Tenter de comprendre les comportements alimentaires actuels dans les deux pays à l'étude nécessite, dans un premier temps, un retour en arrière. En effet, toute nation possède son patrimoine et ses traditions culinaires propres, qui forment l'une des pierres angulaires de son édifice culturel. Comment se sont construites les identités culinaires de ces deux pays ? De quelles manières le passé culinaire est-il révélateur de nos comportements alimentaires actuels ?

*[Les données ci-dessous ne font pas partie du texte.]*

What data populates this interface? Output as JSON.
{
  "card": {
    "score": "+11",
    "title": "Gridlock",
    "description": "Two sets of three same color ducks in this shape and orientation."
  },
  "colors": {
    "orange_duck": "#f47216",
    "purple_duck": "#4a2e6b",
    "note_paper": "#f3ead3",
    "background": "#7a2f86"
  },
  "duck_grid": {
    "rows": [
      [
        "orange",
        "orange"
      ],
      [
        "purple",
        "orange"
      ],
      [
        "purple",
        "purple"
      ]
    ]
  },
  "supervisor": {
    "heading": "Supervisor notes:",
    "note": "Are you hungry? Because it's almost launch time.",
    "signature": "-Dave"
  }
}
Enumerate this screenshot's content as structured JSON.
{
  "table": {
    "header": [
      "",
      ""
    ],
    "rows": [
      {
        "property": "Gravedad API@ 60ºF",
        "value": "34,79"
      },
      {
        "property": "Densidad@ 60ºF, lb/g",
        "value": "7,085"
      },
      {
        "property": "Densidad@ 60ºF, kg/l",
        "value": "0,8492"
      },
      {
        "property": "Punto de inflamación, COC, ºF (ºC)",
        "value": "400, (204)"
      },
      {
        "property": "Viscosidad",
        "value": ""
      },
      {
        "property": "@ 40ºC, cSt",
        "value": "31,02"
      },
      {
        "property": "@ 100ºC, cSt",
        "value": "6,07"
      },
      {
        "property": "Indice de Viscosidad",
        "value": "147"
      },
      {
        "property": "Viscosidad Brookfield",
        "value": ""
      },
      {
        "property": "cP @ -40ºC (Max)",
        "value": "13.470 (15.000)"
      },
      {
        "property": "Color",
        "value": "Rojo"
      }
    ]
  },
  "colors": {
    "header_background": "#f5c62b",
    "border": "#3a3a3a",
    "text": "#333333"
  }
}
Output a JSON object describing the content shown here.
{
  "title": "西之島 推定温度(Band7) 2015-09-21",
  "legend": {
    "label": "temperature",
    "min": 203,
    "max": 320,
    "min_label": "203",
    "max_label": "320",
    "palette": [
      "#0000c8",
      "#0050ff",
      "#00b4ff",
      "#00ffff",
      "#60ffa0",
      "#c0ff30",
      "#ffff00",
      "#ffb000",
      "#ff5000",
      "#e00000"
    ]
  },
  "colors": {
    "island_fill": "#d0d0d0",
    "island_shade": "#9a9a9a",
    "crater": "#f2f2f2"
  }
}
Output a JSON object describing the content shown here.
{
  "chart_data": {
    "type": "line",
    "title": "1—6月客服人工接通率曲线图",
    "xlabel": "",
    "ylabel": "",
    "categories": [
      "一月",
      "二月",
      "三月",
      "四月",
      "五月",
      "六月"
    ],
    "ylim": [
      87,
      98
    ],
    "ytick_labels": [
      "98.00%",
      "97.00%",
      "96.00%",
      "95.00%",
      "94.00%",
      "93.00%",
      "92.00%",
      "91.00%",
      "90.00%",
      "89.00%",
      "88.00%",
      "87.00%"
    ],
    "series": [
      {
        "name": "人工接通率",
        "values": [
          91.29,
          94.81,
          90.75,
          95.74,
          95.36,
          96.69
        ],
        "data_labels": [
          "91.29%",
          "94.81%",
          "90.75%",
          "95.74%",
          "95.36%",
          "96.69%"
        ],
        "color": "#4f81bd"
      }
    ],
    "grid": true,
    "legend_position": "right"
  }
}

En France, la gastronomie, fruit d'un héritage séculaire, est unique de par la synergie entre son passé, la richesse de son terroir et le talent des hommes qui l'ont façonnée et qui continuent à la diffuser avec fierté aujourd'hui. C'est aux Gaulois, un peuple considéré comme pionnier de la gastronomie française, que nous devons notre patrimoine gastronomique, car ils ont su développer le culte du « bien manger » et du « bien boire » qui s'est vivement développé et enrichi au fil des siècles. « En Gaule, la bonne chère est inséparable de la vie politique et sociale. », nous dit le professeur et géographe Jean-Robert Pitte1 dans son ouvrage Gastronomie française : histoire et géographie d'une passion. L'époque du Moyen-Âge reste également très représentative de la genèse de la gastronomie française, lors de laquelle d'innombrables banquets et festins étaient organisés, l'occasion pour la noblesse de réaffirmer son rang et son prestige en proposant de nombreux mets riches et variés.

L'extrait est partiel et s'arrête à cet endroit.